In an ongoing program to synthesize a glucose sensing polymer that could be used for real time glucose monitoring in vivo, we have been exploring the use of boronic acid functional viologens as glucose responsive quenchers for fluorescent dyes. The present study focuses on the effect of ionic interactions between pyranine or its various sulfonamide derivatives and the viologen quenchers. Dyes bearing anionic groups were quenched more efficiently when compared to dyes with nonionic substituents. The anionic dyes in conjunction with the cationic quenchers exhibited a broader range of glucose response both in solution and when immobilized in a hydrogel. The interaction of glucose with the sensing components was similar whether they are soluble or immobilized.

Optical glucose detection across the visible spectrum using anionic fluorescent dyes and a viologen quencher in a two-component saccharide sensing system

A very general system is described in which anionic fluorescent dyes possessing a wide range of absorbance and emission wavelengths are used in combination with a boronic acid-modified viologen quencher to sense glucose at pH 7.4 in buffered aqueous solution. The present study demonstrates this capability with the use of eleven anionic fluorescent dyes of various structural types. Signal modulation occurs as the monosaccharide binds to the viologen quencher and alters its efficiency in quenching the fluorescence of the anionic dyes. The degree of quenching and the magnitude of the glucose signal were found to correlate roughly with the number of anionic groups on the dye. Optimal quencher : dye ratios were determined for each dye to provide a fairly linear signal in response to changes in glucose concentration across the physiological range.

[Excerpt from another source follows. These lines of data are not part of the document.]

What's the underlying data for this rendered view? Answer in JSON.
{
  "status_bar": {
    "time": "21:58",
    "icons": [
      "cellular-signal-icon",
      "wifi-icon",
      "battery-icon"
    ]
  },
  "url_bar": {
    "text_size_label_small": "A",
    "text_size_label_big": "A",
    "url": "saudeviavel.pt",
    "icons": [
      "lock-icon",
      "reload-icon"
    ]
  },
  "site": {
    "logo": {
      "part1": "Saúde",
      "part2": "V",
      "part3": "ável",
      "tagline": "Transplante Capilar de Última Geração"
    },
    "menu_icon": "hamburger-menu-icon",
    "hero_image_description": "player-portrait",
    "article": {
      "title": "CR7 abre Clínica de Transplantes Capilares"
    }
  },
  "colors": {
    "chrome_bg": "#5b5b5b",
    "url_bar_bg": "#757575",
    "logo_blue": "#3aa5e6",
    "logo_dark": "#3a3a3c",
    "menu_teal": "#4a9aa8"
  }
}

A unique, two-component sensing system for fluorescence detection of glucose and other carbohydrates*

In our glucose-sensing system, a boronic acid-modified viologen molecule quenches the fluorescence of a separate dye molecule. When glucose or other monosaccharides are added and bind to the boronic acid, the quenching ability of the viologen is diminished and fluorescence increases. Thus, changes in the fluorescence of the dye can be correlated with changing glucose concentration. Quenching and sugar-sensing results are explained by an electrostatic interaction between dye and quencher. This modular system can be configured in a nearly unlimited number of ways through substitution and multiplexing of the two fundamental quencher and dye components. Significantly, fluorescent quantum dots (QDs) can also be used as the reporter component. The system can also be immobilized in a hydrogel polymer to provide real-time, reversible sugar sensing.

The Photophysical Properties of CdTe/ZnS Core/Shell Quantum Dots

The distinctive fluorescent properties of semiconductor nanocrystal quantum dots (QDs) make them advantageous for use in optoelectronic and biological applications. We report on experiments done to characterize the optical properties and the general photostability of CdTe QDs with varying ZnS shell thicknesses. Steady-state and time-resolved absorption and fluorescence spectroscopy measurements indicate that increasing the ZnS shell thickness results in longer absorption and emission wavelengths, increased quantum yield, and improved photostability.

Development and Evaluation of a Borohydride- palladium System for Selective Reduction of the C=C Bond of α,β-unsaturated Carbonyl Compounds

Selective reduction of the carbon-carbon double bond of α,β-unsaturated carbonyl compounds is most commonly and reliably effected using a palladium metal catalyst together with molecular hydrogen from a pressurized tank. Sodium borohydride, like other hydrides, is ordinarily associated with reduction of the more polarized carbonyl of such compounds. However, we have developed an alternative means of employing sodium borohydride in combination with palladium metal to selectively reduce the carbon-carbon double bonds of these compounds. In this survey study, we introduce sodium borohydride as an alternative hydrogen source for such selective, palladium-catalyzed reductions. We also compare the results of this new, heterogeneous borohydride-palladium method with that of traditional palladium-catalyzed hydrogenation. A third method using only sodium borohydride with no palladium is included for comparison.